Prune and Armagnac Crème Brulee
By February 8, 2015Published:
- Yield: 4 Servings
- Prep: 40 mins
- Cook: 45 mins
- Ready In: 7 hrs 25 mins
This crème brulee is delicious and slightly different to wow your guests.
- 8 prunes without stones
- 50 ml Brandy preferably Armagnac
- 2 tbsps hot water
- 1 tsp caster sugar
- 360 ml double cream Brûlée mix
- 120 ml whole milk Brûlée mix
- 100 ml caster sugar Brûlée mix
- 4 egg yolks Brûlée mix
- 4 tbsps brown sugar Brûlée mix
- Mix brandy, sugar and hot water and marinade the prunes, preferably overnight but for a least 2 hours.
- Mix the milk and cream in a saucepan and bring to the boil. In a bowl whisk together egg yolks and sugar until smooth. Pour the boiled milk and cream into the egg mix, stirring until the sugar has dissolved.

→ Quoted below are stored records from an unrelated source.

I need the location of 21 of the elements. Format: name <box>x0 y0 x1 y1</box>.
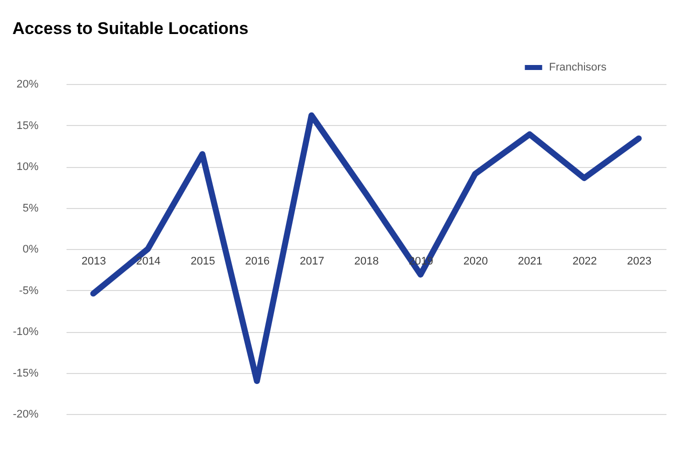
y-tick-label: -20% <box>12 408 39 420</box>
x-tick-label: 2014 <box>136 256 161 268</box>
y-tick-label: 15% <box>16 120 39 132</box>
y-tick-label: 20% <box>16 78 39 90</box>
y-tick-label: -5% <box>18 284 39 297</box>
x-tick-label: 2020 <box>463 256 488 268</box>
y-tick-label: 5% <box>22 202 39 214</box>
y-tick-label: 0% <box>22 244 39 256</box>
x-tick-label: 2016 <box>245 256 270 268</box>
x-tick-label: 2021 <box>518 256 542 268</box>
legend-label: Franchisors <box>549 62 607 74</box>
x-tick-label: 2023 <box>626 256 652 268</box>
x-tick-label: 2018 <box>354 256 379 268</box>
y-tick-label: 10% <box>16 161 39 173</box>
x-tick-label: 2022 <box>572 256 597 268</box>
y-tick-label: -10% <box>12 326 39 338</box>
x-tick-label: 2015 <box>190 256 216 268</box>
chart-title: Access to Suitable Locations <box>12 19 249 38</box>
x-tick-label: 2017 <box>300 256 324 268</box>
x-tick-label: 2013 <box>82 256 106 268</box>
y-tick-label: -15% <box>12 367 39 380</box>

- Finely chop all but two of the prunes and add to the mix with a little of the syrup. Pour into ramekins.
Prepare a bain marie (a large flat baking tray containing shallow hot water). Place the ramekins in the pan, ensuring that the water comes no more than half way up the sides. Oven setting 140°C / Mark 1
- Cook in a slow oven and test after about 20 minutes to make sure the crème brûlée is nicely set. Allow to cool in the fridge for at least 4 hours.
Meanwhile, spoon circles of brown sugar onto baking paper, turn up the oven to 200°C / Mark 6 and bake until caramelised into circles.
- Decorate each of the brûlées with a sugar circles and prunes as shown.